What happens next is the big unknown. As Genghis Khan once reputedly remarked about his enemies, “They have opted for war, and only God now knows how it will end.” Where it will end with the Occupy movement, in New York and elsewhere, will be in more than a symbolic revolution if the powers that be don’t begin to make meaningful changes.
The key questions that the new mayor post Nov. 19 will have to consider are these: If the police are launched to clear the site, will people resist? If so, how much force can the police use without making the issue one of police brutality, at least in the eyes of the city’s progressive community? Next, how do the police stop the occupiers from coming back?
Next, while there is little doubt that the police would succeed initially given the resources at their disposal, Vancouver itself presents what the military might term “a target rich environment.” In other words, there are many more things to occupy than the police could possibly defend. Let’s say, hypothetically, that those displaced from the Art Gallery grounds decide to seize parts of the Olympic Village, much of it still “unoccupied” by the city’s hoped for buyers. Now, rather than rooting out demonstrators from an open area, the police now face taking a series of buildings that they then have to hold. Absolutely nothing, besides a permanent police presence, would prevent occupiers from coming back time and time again. And the list of potential occupier sites goes on and on. There are various counter-remedies available to the city, of course, but just as in a counter insurgency war, many of these would mainly serve to alienate still more people who might just be pissed off enough to take some unpredictable actions of their own.
The Olympic Village offers a number of attractive features for an occupy site: First, given the history of the project, it really does belong to the people who could justify seizing it as simply taking back their “own” property. Second, it’s approachable from numerous directions, including the water. Third, it’s far more defensible than the Art Gallery if the occupiers did chose to resist. Next, it’s near a Sky Train hub and key roads, making the resupply and reinforcement of the occupiers far easier. Finally, rather than resisting from a relatively vulnerable position in a wind-swept plaza, the resistance would now be in a valuable asset where a police-induced riot could damage some pretty pricey real estate.
It would be especially hard to refute the first of the above points: The people of Vancouver paid for the Village when the city bailed it out and refinanced the mortgage. The original promise by COPE in the days leading to the plebiscite was that it would contain a significant fraction of social housing. This promise rapidly fell by the wayside in the rush of the Olympic circus, but a promise is a promise. Indeed, the guarantee of social housing was a de facto contract with the people of the city when they were asked to vote on the Olympic bid. Essentially then, we would be occupying something that is already ours in a legal sense that might carry more weight in a court than an occupation of a part of the “commons” such as the Art Gallery.
Finally, there is this: the Occupy Vancouver movement has created something quite unique as a social phenomenon. In this space not only are protesters calling it home, but a number of the homeless are as well. Where else in the city can the homeless find food, basic medical services, and relative safety? All of this was done by volunteers with donated money, but nothing from the city besides a grudging restraint, for now, against sending in the riot squad. The Occupy Vancouver protesters have established what is, in essence, a parallel government and one ready and able to tackle a problem where the city and other levels of government have so dramatically failed.

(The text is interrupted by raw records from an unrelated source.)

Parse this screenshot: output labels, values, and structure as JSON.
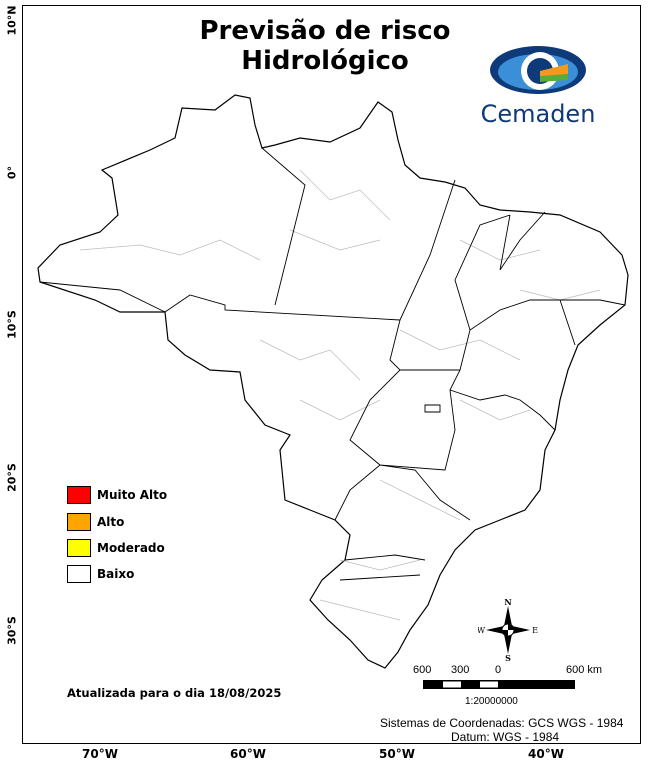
{
  "title": {
    "line1": "Previsão de risco",
    "line2": "Hidrológico"
  },
  "logo": {
    "text": "Cemaden",
    "colors": {
      "dark": "#0e3a7a",
      "light": "#3a8fd8",
      "orange": "#f39a1e",
      "green": "#5aaa3c"
    }
  },
  "latitude_labels": [
    "10°N",
    "0°",
    "10°S",
    "20°S",
    "30°S"
  ],
  "longitude_labels": [
    "70°W",
    "60°W",
    "50°W",
    "40°W"
  ],
  "legend": [
    {
      "label": "Muito Alto",
      "color": "#ff0000"
    },
    {
      "label": "Alto",
      "color": "#ffa500"
    },
    {
      "label": "Moderado",
      "color": "#ffff00"
    },
    {
      "label": "Baixo",
      "color": "#ffffff"
    }
  ],
  "updated": "Atualizada para o dia 18/08/2025",
  "compass": {
    "n": "N",
    "s": "S",
    "e": "E",
    "w": "W"
  },
  "scale": {
    "labels": [
      "600",
      "300",
      "0",
      "600 km"
    ],
    "ratio": "1:20000000"
  },
  "coordinate_system": "Sistemas de Coordenadas: GCS WGS - 1984",
  "datum": "Datum: WGS - 1984"
}
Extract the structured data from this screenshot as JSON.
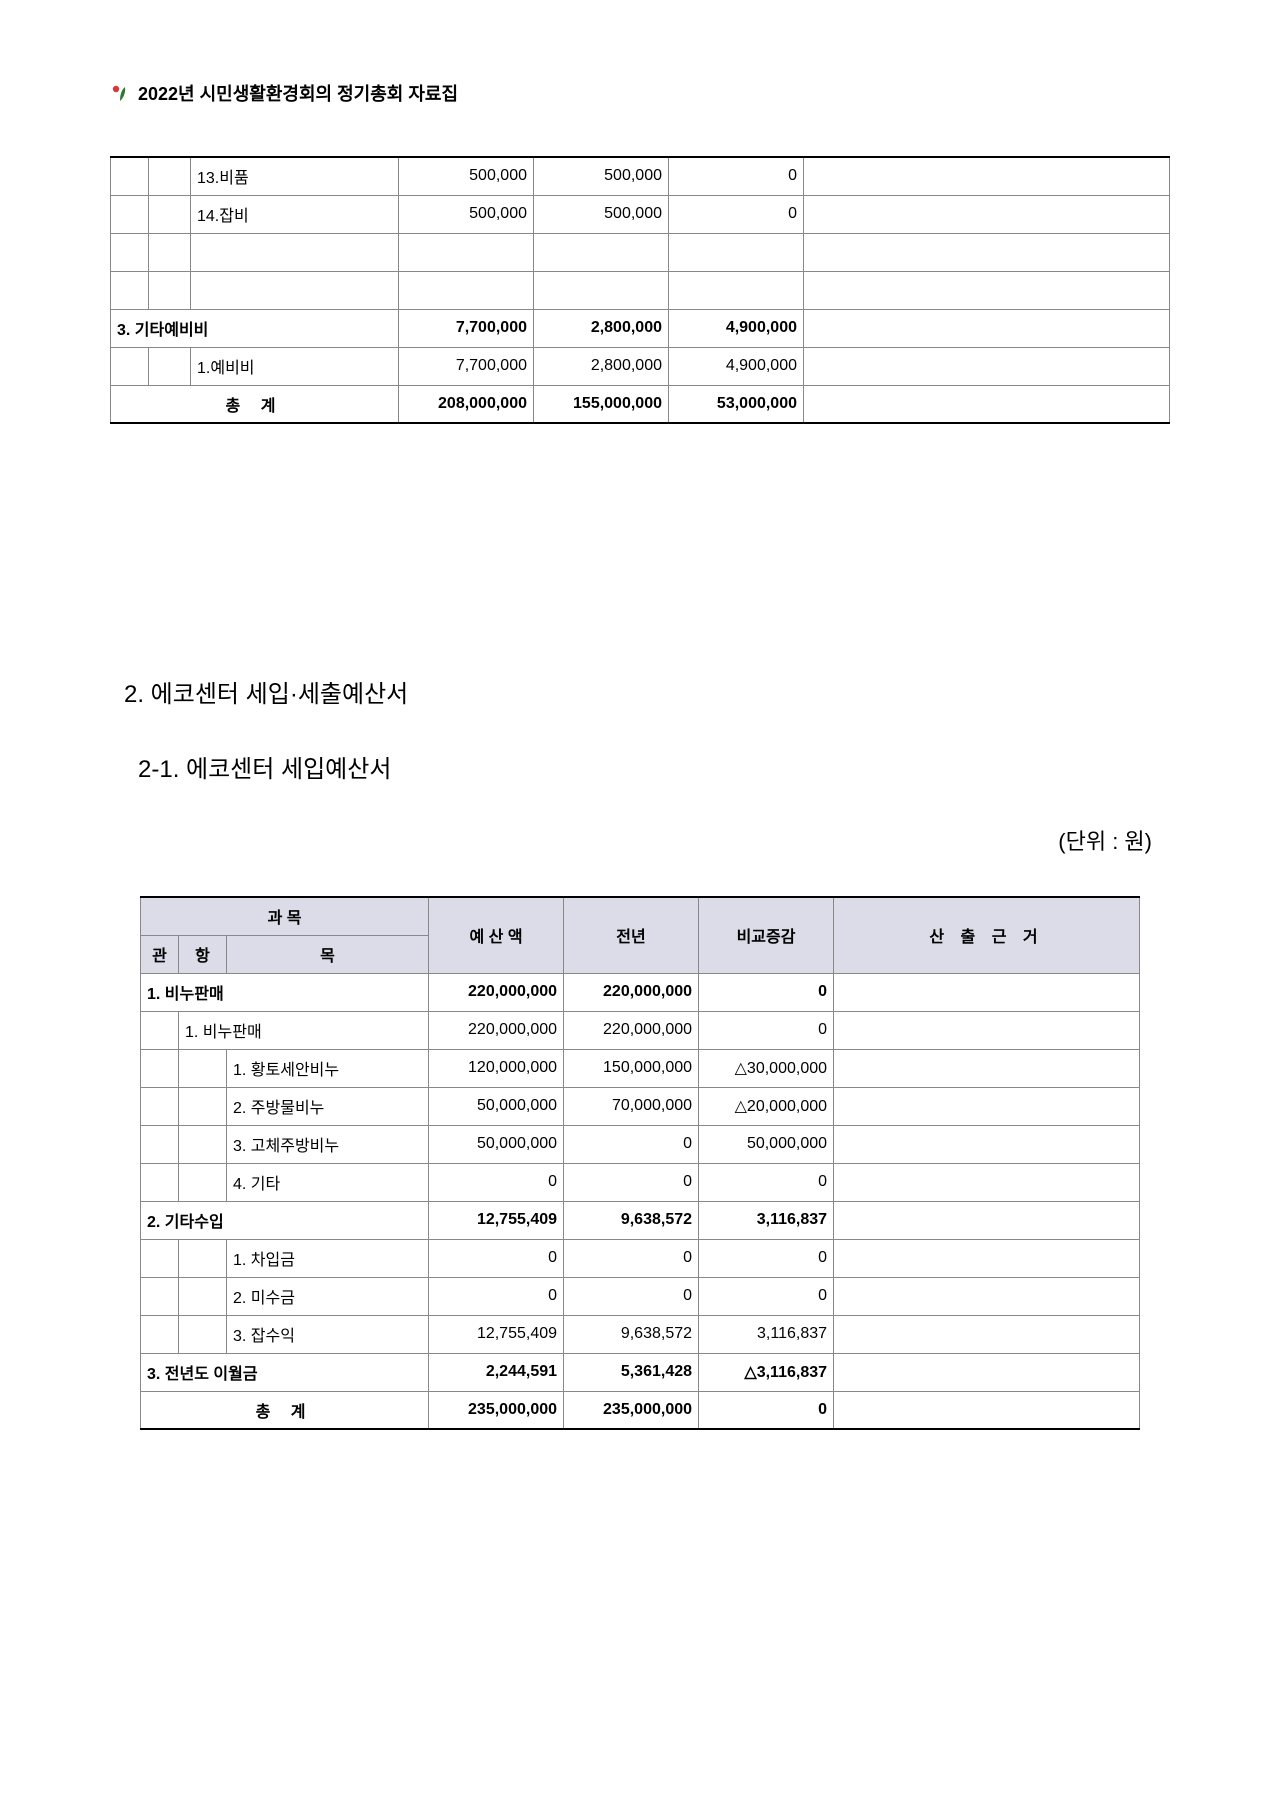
{
  "header": {
    "title": "2022년  시민생활환경회의  정기총회  자료집",
    "logo_colors": {
      "stem": "#2a7a2a",
      "dot_left": "#d43a3a",
      "leaf_right": "#2a7a2a"
    }
  },
  "table1": {
    "rows": [
      {
        "type": "item",
        "label": "13.비품",
        "budget": "500,000",
        "prev": "500,000",
        "diff": "0",
        "basis": ""
      },
      {
        "type": "item",
        "label": "14.잡비",
        "budget": "500,000",
        "prev": "500,000",
        "diff": "0",
        "basis": ""
      },
      {
        "type": "blank",
        "label": "",
        "budget": "",
        "prev": "",
        "diff": "",
        "basis": ""
      },
      {
        "type": "blank",
        "label": "",
        "budget": "",
        "prev": "",
        "diff": "",
        "basis": ""
      },
      {
        "type": "section",
        "label": "3. 기타예비비",
        "budget": "7,700,000",
        "prev": "2,800,000",
        "diff": "4,900,000",
        "basis": ""
      },
      {
        "type": "item",
        "label": "1.예비비",
        "budget": "7,700,000",
        "prev": "2,800,000",
        "diff": "4,900,000",
        "basis": ""
      },
      {
        "type": "total",
        "label": "총  계",
        "budget": "208,000,000",
        "prev": "155,000,000",
        "diff": "53,000,000",
        "basis": ""
      }
    ]
  },
  "section2": {
    "title": "2.  에코센터  세입·세출예산서",
    "subtitle": "2-1.  에코센터  세입예산서",
    "unit": "(단위  :  원)"
  },
  "table2": {
    "headers": {
      "group": "과            목",
      "gwan": "관",
      "hang": "항",
      "mok": "목",
      "budget": "예 산 액",
      "prev": "전년",
      "diff": "비교증감",
      "basis": "산 출 근 거"
    },
    "rows": [
      {
        "type": "section",
        "span": 3,
        "label": "1. 비누판매",
        "budget": "220,000,000",
        "prev": "220,000,000",
        "diff": "0",
        "basis": ""
      },
      {
        "type": "hang",
        "span": 2,
        "label": "1. 비누판매",
        "budget": "220,000,000",
        "prev": "220,000,000",
        "diff": "0",
        "basis": ""
      },
      {
        "type": "item",
        "span": 1,
        "label": "1.  황토세안비누",
        "budget": "120,000,000",
        "prev": "150,000,000",
        "diff": "△30,000,000",
        "basis": ""
      },
      {
        "type": "item",
        "span": 1,
        "label": "2.  주방물비누",
        "budget": "50,000,000",
        "prev": "70,000,000",
        "diff": "△20,000,000",
        "basis": ""
      },
      {
        "type": "item",
        "span": 1,
        "label": "3.  고체주방비누",
        "budget": "50,000,000",
        "prev": "0",
        "diff": "50,000,000",
        "basis": ""
      },
      {
        "type": "item",
        "span": 1,
        "label": "4.  기타",
        "budget": "0",
        "prev": "0",
        "diff": "0",
        "basis": ""
      },
      {
        "type": "section",
        "span": 3,
        "label": "2. 기타수입",
        "budget": "12,755,409",
        "prev": "9,638,572",
        "diff": "3,116,837",
        "basis": ""
      },
      {
        "type": "item",
        "span": 1,
        "label": "1.  차입금",
        "budget": "0",
        "prev": "0",
        "diff": "0",
        "basis": ""
      },
      {
        "type": "item",
        "span": 1,
        "label": "2.  미수금",
        "budget": "0",
        "prev": "0",
        "diff": "0",
        "basis": ""
      },
      {
        "type": "item",
        "span": 1,
        "label": "3.  잡수익",
        "budget": "12,755,409",
        "prev": "9,638,572",
        "diff": "3,116,837",
        "basis": ""
      },
      {
        "type": "section",
        "span": 3,
        "label": "3. 전년도 이월금",
        "budget": "2,244,591",
        "prev": "5,361,428",
        "diff": "△3,116,837",
        "basis": ""
      },
      {
        "type": "total",
        "span": 3,
        "label": "총  계",
        "budget": "235,000,000",
        "prev": "235,000,000",
        "diff": "0",
        "basis": ""
      }
    ]
  }
}
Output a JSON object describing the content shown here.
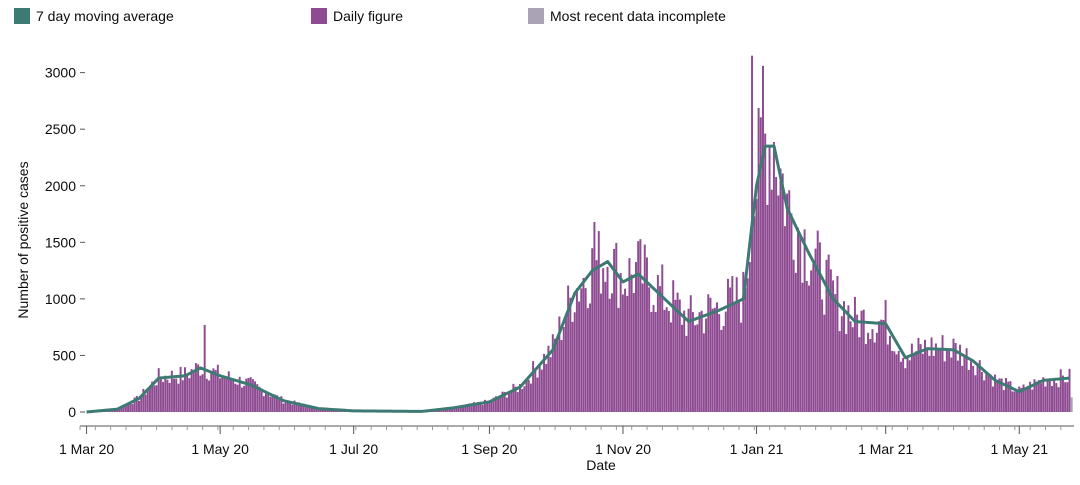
{
  "legend": [
    {
      "label": "7 day moving average",
      "color": "#3d7a74"
    },
    {
      "label": "Daily figure",
      "color": "#8e4b91"
    },
    {
      "label": "Most recent data incomplete",
      "color": "#a9a3b5"
    }
  ],
  "chart_data": {
    "type": "bar",
    "title": "",
    "xlabel": "Date",
    "ylabel": "Number of positive cases",
    "ylim": [
      0,
      3200
    ],
    "yticks": [
      "0",
      "500",
      "1000",
      "1500",
      "2000",
      "2500",
      "3000"
    ],
    "xticks": [
      {
        "label": "1 Mar 20",
        "date": "2020-03-01"
      },
      {
        "label": "1 May 20",
        "date": "2020-05-01"
      },
      {
        "label": "1 Jul 20",
        "date": "2020-07-01"
      },
      {
        "label": "1 Sep 20",
        "date": "2020-09-01"
      },
      {
        "label": "1 Nov 20",
        "date": "2020-11-01"
      },
      {
        "label": "1 Jan 21",
        "date": "2021-01-01"
      },
      {
        "label": "1 Mar 21",
        "date": "2021-03-01"
      },
      {
        "label": "1 May 21",
        "date": "2021-05-01"
      }
    ],
    "xrange": [
      "2020-02-27",
      "2021-05-26"
    ],
    "grid": false,
    "legend_position": "top",
    "moving_average": {
      "name": "7 day moving average",
      "color": "#3d7a74",
      "points": [
        [
          "2020-03-01",
          0
        ],
        [
          "2020-03-15",
          25
        ],
        [
          "2020-03-25",
          120
        ],
        [
          "2020-04-03",
          300
        ],
        [
          "2020-04-15",
          320
        ],
        [
          "2020-04-22",
          390
        ],
        [
          "2020-05-01",
          320
        ],
        [
          "2020-05-15",
          240
        ],
        [
          "2020-05-30",
          100
        ],
        [
          "2020-06-15",
          30
        ],
        [
          "2020-07-01",
          10
        ],
        [
          "2020-08-01",
          5
        ],
        [
          "2020-08-15",
          35
        ],
        [
          "2020-09-01",
          90
        ],
        [
          "2020-09-15",
          220
        ],
        [
          "2020-09-30",
          550
        ],
        [
          "2020-10-10",
          1050
        ],
        [
          "2020-10-18",
          1250
        ],
        [
          "2020-10-25",
          1330
        ],
        [
          "2020-11-01",
          1150
        ],
        [
          "2020-11-08",
          1220
        ],
        [
          "2020-11-20",
          1000
        ],
        [
          "2020-12-01",
          800
        ],
        [
          "2020-12-15",
          900
        ],
        [
          "2020-12-26",
          1000
        ],
        [
          "2021-01-01",
          2000
        ],
        [
          "2021-01-05",
          2350
        ],
        [
          "2021-01-09",
          2350
        ],
        [
          "2021-01-15",
          1800
        ],
        [
          "2021-01-25",
          1400
        ],
        [
          "2021-02-05",
          1000
        ],
        [
          "2021-02-15",
          800
        ],
        [
          "2021-03-01",
          780
        ],
        [
          "2021-03-10",
          480
        ],
        [
          "2021-03-20",
          560
        ],
        [
          "2021-04-01",
          550
        ],
        [
          "2021-04-10",
          450
        ],
        [
          "2021-04-20",
          280
        ],
        [
          "2021-05-01",
          180
        ],
        [
          "2021-05-12",
          280
        ],
        [
          "2021-05-18",
          290
        ],
        [
          "2021-05-24",
          300
        ]
      ]
    },
    "daily_bars": {
      "name": "Daily figure",
      "color": "#8e4b91",
      "peaks": [
        {
          "date": "2020-04-24",
          "value": 770
        },
        {
          "date": "2020-10-19",
          "value": 1680
        },
        {
          "date": "2020-12-30",
          "value": 3150
        },
        {
          "date": "2021-01-04",
          "value": 3060
        }
      ],
      "note": "approximately one bar per day, heights follow the moving average with daily fluctuation"
    },
    "incomplete": {
      "name": "Most recent data incomplete",
      "color": "#a9a3b5",
      "dates": [
        "2021-05-25"
      ],
      "values": [
        130
      ]
    }
  }
}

It is hard to avoid the impression that it is really this example of positive democratic action, rather than the trampling of the “grass” at the Art Gallery, that is the source of the city’s discontent.
Within an Occupy Olympic Village there could be the same experiment, but one warmer and drier, and hence healthier and safer. Inside it could be the same basic housing for the homeless, as well as the same volunteer medical and food and counselling. If the city wanted to help, rather than hinder, they could add on Insite and addiction services. The city could, in fact, make this social experiment a success and demonstrate that they not only accept, as claimed, the Occupy phenomenon as a democratic expression of peoples’ rights, but want to help it thrive. In brief, the city could start to keep the promises made to the homeless of the city almost 10 years ago.
Occupying the Olympic Village would be the first step and one long overdue.